Winning always invites problems in the NFL, because too many people think they were the reason for it.
Jimmy Johnson, who won three Super Bowls in Dallas and now is a commentator for Fox, talked about the downside of winning in a recent conference call with reporters.
"Everybody says, 'Give me more money, give me more accolades, give me more publicity, give me more of everything,' " he said. "That hurts the team concept."
The Bears didn't win it all, but they went far enough to feel some of the effects of winning.
Matt Forte was complaining about his contract before the ink was dry on the new collective bargaining agreement. And he's still not happy he doesn't have new paper.
At a time when all oars were needed in the water, Lance Briggs started waving his oar around in the hopes that the team would throw him a life vest stuffed with cash. They did not.
Greg Olsen was boxed up and shipped out in part because he wanted to wet his beak with one year left on his deal.
There are other chemistry issues too.
Hired gun Roy Williams, who has underachieved for most of his career, was brought in and treated as if he were Brian Urlacher. Young, promising Johnny Knox was demoted before Williams took a snap.
This will not be provided as an example of effective team building at your next organizational development seminar.
A little internal strife isn't always a bad thing. But these Bears might not be as prepared to weather a storm as they were one year ago.
Olin Kreutz, the most forceful leader their locker room has seen in decades, was run off. Or he ran himself off. Whatever. The players were stunned.
You can debate whether or not the blocking will be better without Kreutz, but you can't debate whether or not the leadership will be.

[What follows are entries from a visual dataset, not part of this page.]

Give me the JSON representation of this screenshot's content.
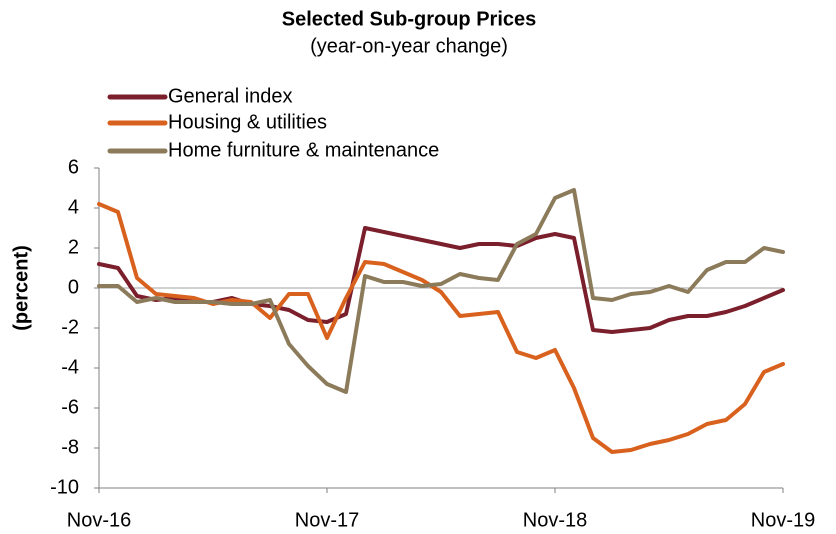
{
  "chart_data": {
    "type": "line",
    "title": "Selected Sub-group Prices",
    "subtitle": "(year-on-year change)",
    "y_label": "(percent)",
    "categories": [
      "Nov-16",
      null,
      null,
      null,
      null,
      null,
      null,
      null,
      null,
      null,
      null,
      null,
      "Nov-17",
      null,
      null,
      null,
      null,
      null,
      null,
      null,
      null,
      null,
      null,
      null,
      "Nov-18",
      null,
      null,
      null,
      null,
      null,
      null,
      null,
      null,
      null,
      null,
      null,
      "Nov-19"
    ],
    "series": [
      {
        "name": "General index",
        "color": "#7a1f2b",
        "values": [
          1.2,
          1.0,
          -0.4,
          -0.6,
          -0.5,
          -0.7,
          -0.7,
          -0.5,
          -0.8,
          -0.9,
          -1.1,
          -1.6,
          -1.7,
          -1.3,
          3.0,
          2.8,
          2.6,
          2.4,
          2.2,
          2.0,
          2.2,
          2.2,
          2.1,
          2.5,
          2.7,
          2.5,
          -2.1,
          -2.2,
          -2.1,
          -2.0,
          -1.6,
          -1.4,
          -1.4,
          -1.2,
          -0.9,
          -0.5,
          -0.1
        ]
      },
      {
        "name": "Housing & utilities",
        "color": "#d9611e",
        "values": [
          4.2,
          3.8,
          0.5,
          -0.3,
          -0.4,
          -0.5,
          -0.8,
          -0.6,
          -0.7,
          -1.5,
          -0.3,
          -0.3,
          -2.5,
          -0.5,
          1.3,
          1.2,
          0.8,
          0.4,
          -0.2,
          -1.4,
          -1.3,
          -1.2,
          -3.2,
          -3.5,
          -3.1,
          -5.0,
          -7.5,
          -8.2,
          -8.1,
          -7.8,
          -7.6,
          -7.3,
          -6.8,
          -6.6,
          -5.8,
          -4.2,
          -3.8
        ]
      },
      {
        "name": "Home furniture & maintenance",
        "color": "#8c7b5b",
        "values": [
          0.1,
          0.1,
          -0.7,
          -0.5,
          -0.7,
          -0.7,
          -0.7,
          -0.8,
          -0.8,
          -0.6,
          -2.8,
          -3.9,
          -4.8,
          -5.2,
          0.6,
          0.3,
          0.3,
          0.1,
          0.2,
          0.7,
          0.5,
          0.4,
          2.2,
          2.7,
          4.5,
          4.9,
          -0.5,
          -0.6,
          -0.3,
          -0.2,
          0.1,
          -0.2,
          0.9,
          1.3,
          1.3,
          2.0,
          1.8
        ]
      }
    ],
    "ylim": [
      -10,
      6
    ],
    "yticks": [
      -10,
      -8,
      -6,
      -4,
      -2,
      0,
      2,
      4,
      6
    ],
    "legend": "top-left"
  }
}
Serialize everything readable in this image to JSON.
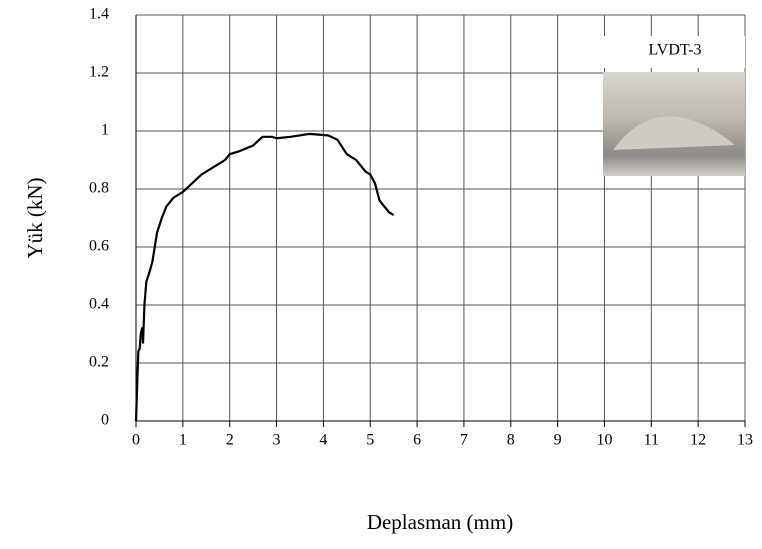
{
  "chart_data": {
    "type": "line",
    "xlabel": "Deplasman (mm)",
    "ylabel": "Yük (kN)",
    "annotation": "LVDT-3",
    "x": [
      0,
      0.02,
      0.05,
      0.08,
      0.1,
      0.13,
      0.15,
      0.18,
      0.22,
      0.3,
      0.35,
      0.4,
      0.45,
      0.55,
      0.65,
      0.8,
      1,
      1.2,
      1.4,
      1.6,
      1.8,
      1.9,
      2,
      2.2,
      2.5,
      2.7,
      2.9,
      3,
      3.3,
      3.7,
      4.1,
      4.3,
      4.5,
      4.7,
      4.9,
      5,
      5.1,
      5.2,
      5.3,
      5.4,
      5.5
    ],
    "series": [
      {
        "color": "#000000",
        "values": [
          0,
          0.1,
          0.24,
          0.25,
          0.3,
          0.32,
          0.27,
          0.4,
          0.48,
          0.52,
          0.55,
          0.6,
          0.65,
          0.7,
          0.74,
          0.77,
          0.79,
          0.82,
          0.85,
          0.87,
          0.89,
          0.9,
          0.92,
          0.93,
          0.95,
          0.98,
          0.98,
          0.975,
          0.98,
          0.99,
          0.985,
          0.97,
          0.92,
          0.9,
          0.86,
          0.85,
          0.82,
          0.76,
          0.74,
          0.72,
          0.71
        ]
      }
    ],
    "xlim": [
      0,
      13
    ],
    "xticks": [
      0,
      1,
      2,
      3,
      4,
      5,
      6,
      7,
      8,
      9,
      10,
      11,
      12,
      13
    ],
    "ylim": [
      0,
      1.4
    ],
    "yticks": [
      0,
      0.2,
      0.4,
      0.6,
      0.8,
      1,
      1.2,
      1.4
    ],
    "grid": true
  }
}
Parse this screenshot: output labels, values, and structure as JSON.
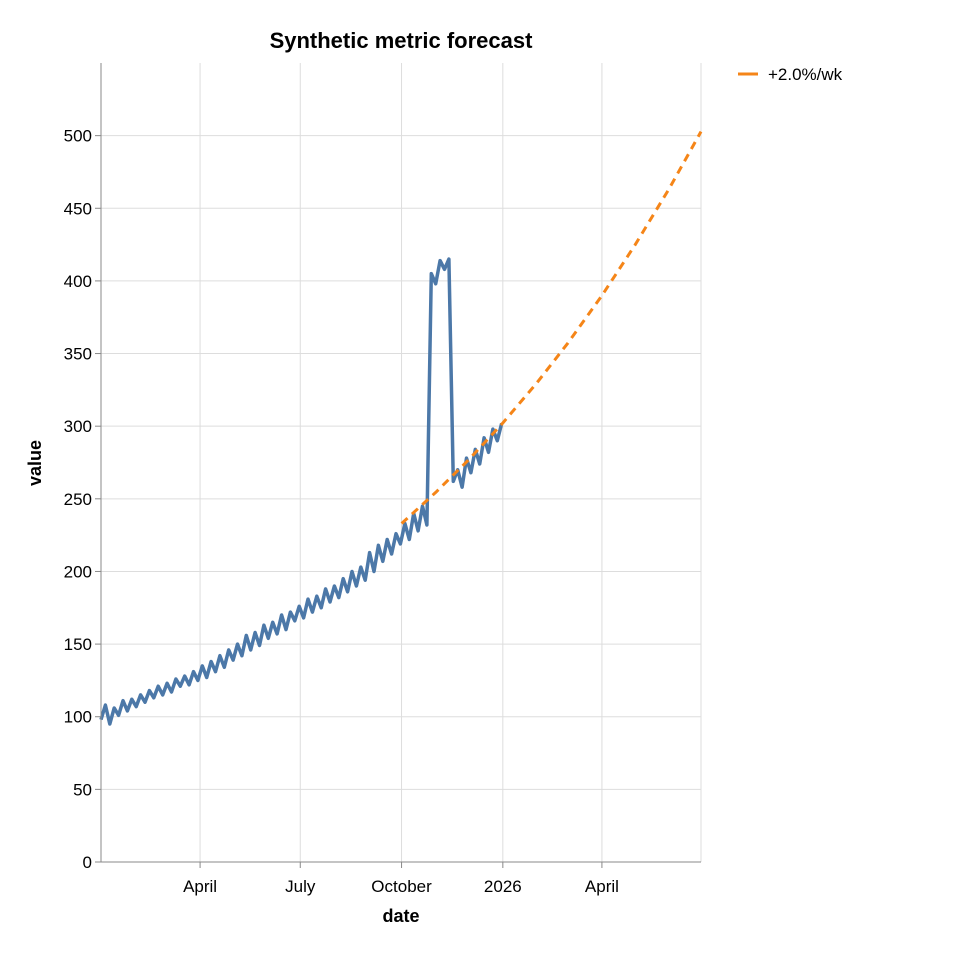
{
  "chart_data": {
    "type": "line",
    "title": "Synthetic metric forecast",
    "xlabel": "date",
    "ylabel": "value",
    "xlim": [
      "2025-01-01",
      "2026-06-30"
    ],
    "ylim": [
      0,
      550
    ],
    "grid": true,
    "x_ticks": [
      {
        "date": "2025-04-01",
        "label": "April"
      },
      {
        "date": "2025-07-01",
        "label": "July"
      },
      {
        "date": "2025-10-01",
        "label": "October"
      },
      {
        "date": "2026-01-01",
        "label": "2026"
      },
      {
        "date": "2026-04-01",
        "label": "April"
      }
    ],
    "y_ticks": [
      0,
      50,
      100,
      150,
      200,
      250,
      300,
      350,
      400,
      450,
      500
    ],
    "legend": {
      "placement": "top-right",
      "entries": [
        {
          "label": "+2.0%/wk",
          "color": "#f58518",
          "dash": true
        }
      ]
    },
    "series": [
      {
        "color": "#4c78a8",
        "points": [
          [
            "2025-01-01",
            98
          ],
          [
            "2025-01-05",
            108
          ],
          [
            "2025-01-09",
            95
          ],
          [
            "2025-01-13",
            106
          ],
          [
            "2025-01-17",
            101
          ],
          [
            "2025-01-21",
            111
          ],
          [
            "2025-01-25",
            104
          ],
          [
            "2025-01-29",
            112
          ],
          [
            "2025-02-02",
            107
          ],
          [
            "2025-02-06",
            115
          ],
          [
            "2025-02-10",
            110
          ],
          [
            "2025-02-14",
            118
          ],
          [
            "2025-02-18",
            113
          ],
          [
            "2025-02-22",
            121
          ],
          [
            "2025-02-26",
            115
          ],
          [
            "2025-03-02",
            123
          ],
          [
            "2025-03-06",
            117
          ],
          [
            "2025-03-10",
            126
          ],
          [
            "2025-03-14",
            121
          ],
          [
            "2025-03-18",
            128
          ],
          [
            "2025-03-22",
            122
          ],
          [
            "2025-03-26",
            131
          ],
          [
            "2025-03-30",
            125
          ],
          [
            "2025-04-03",
            135
          ],
          [
            "2025-04-07",
            127
          ],
          [
            "2025-04-11",
            138
          ],
          [
            "2025-04-15",
            131
          ],
          [
            "2025-04-19",
            142
          ],
          [
            "2025-04-23",
            134
          ],
          [
            "2025-04-27",
            146
          ],
          [
            "2025-05-01",
            139
          ],
          [
            "2025-05-05",
            150
          ],
          [
            "2025-05-09",
            142
          ],
          [
            "2025-05-13",
            156
          ],
          [
            "2025-05-17",
            146
          ],
          [
            "2025-05-21",
            158
          ],
          [
            "2025-05-25",
            149
          ],
          [
            "2025-05-29",
            163
          ],
          [
            "2025-06-02",
            154
          ],
          [
            "2025-06-06",
            165
          ],
          [
            "2025-06-10",
            157
          ],
          [
            "2025-06-14",
            170
          ],
          [
            "2025-06-18",
            160
          ],
          [
            "2025-06-22",
            172
          ],
          [
            "2025-06-26",
            166
          ],
          [
            "2025-06-30",
            176
          ],
          [
            "2025-07-04",
            168
          ],
          [
            "2025-07-08",
            181
          ],
          [
            "2025-07-12",
            172
          ],
          [
            "2025-07-16",
            183
          ],
          [
            "2025-07-20",
            175
          ],
          [
            "2025-07-24",
            188
          ],
          [
            "2025-07-28",
            179
          ],
          [
            "2025-08-01",
            190
          ],
          [
            "2025-08-05",
            182
          ],
          [
            "2025-08-09",
            195
          ],
          [
            "2025-08-13",
            186
          ],
          [
            "2025-08-17",
            200
          ],
          [
            "2025-08-21",
            190
          ],
          [
            "2025-08-25",
            203
          ],
          [
            "2025-08-29",
            194
          ],
          [
            "2025-09-02",
            213
          ],
          [
            "2025-09-06",
            200
          ],
          [
            "2025-09-10",
            218
          ],
          [
            "2025-09-14",
            207
          ],
          [
            "2025-09-18",
            222
          ],
          [
            "2025-09-22",
            212
          ],
          [
            "2025-09-26",
            226
          ],
          [
            "2025-09-30",
            219
          ],
          [
            "2025-10-04",
            233
          ],
          [
            "2025-10-08",
            222
          ],
          [
            "2025-10-12",
            240
          ],
          [
            "2025-10-16",
            228
          ],
          [
            "2025-10-20",
            245
          ],
          [
            "2025-10-24",
            232
          ],
          [
            "2025-10-28",
            405
          ],
          [
            "2025-11-01",
            398
          ],
          [
            "2025-11-05",
            414
          ],
          [
            "2025-11-09",
            408
          ],
          [
            "2025-11-13",
            415
          ],
          [
            "2025-11-17",
            262
          ],
          [
            "2025-11-21",
            270
          ],
          [
            "2025-11-25",
            258
          ],
          [
            "2025-11-29",
            278
          ],
          [
            "2025-12-03",
            268
          ],
          [
            "2025-12-07",
            284
          ],
          [
            "2025-12-11",
            274
          ],
          [
            "2025-12-15",
            292
          ],
          [
            "2025-12-19",
            282
          ],
          [
            "2025-12-23",
            298
          ],
          [
            "2025-12-27",
            290
          ],
          [
            "2025-12-31",
            302
          ]
        ]
      },
      {
        "name": "+2.0%/wk",
        "color": "#f58518",
        "dashed": true,
        "points": [
          [
            "2025-10-01",
            233
          ],
          [
            "2025-11-01",
            254.4
          ],
          [
            "2025-12-01",
            276.9
          ],
          [
            "2026-01-01",
            302.2
          ],
          [
            "2026-02-01",
            329.9
          ],
          [
            "2026-03-01",
            357.1
          ],
          [
            "2026-04-01",
            389.9
          ],
          [
            "2026-05-01",
            424.6
          ],
          [
            "2026-06-01",
            463.4
          ],
          [
            "2026-06-30",
            502.8
          ]
        ]
      }
    ]
  }
}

Kreutz was not the only fiber guy who was not brought back. Desmond Clark, the conscience of the locker room and an eight-year Bear, didn't make the cutdown to 53. Rashied Davis, as tough and industrious as anyone who has worn a Bears uniform, went to the rival Lions.
We are left with Jay Cutler as the leader of the Bears.
He has shown some signs that he may be maturing. He had better be, because he won't have Kreutz in his grill anymore if he steps out of line.
Maybe none of this matters when the kickoff flies off the tee at noon on Sunday and the special teamers go screaming down the field in search of that first collision.
The bottom shouldn't fall out. The Bears should hang around, compete for a playoff spot as long as they aren't wrecked by injury. There is good reason to believe they can go 9-7.
But 11 wins like last year? NFC North title?
Can't see it. Or more accurately, can't feel it.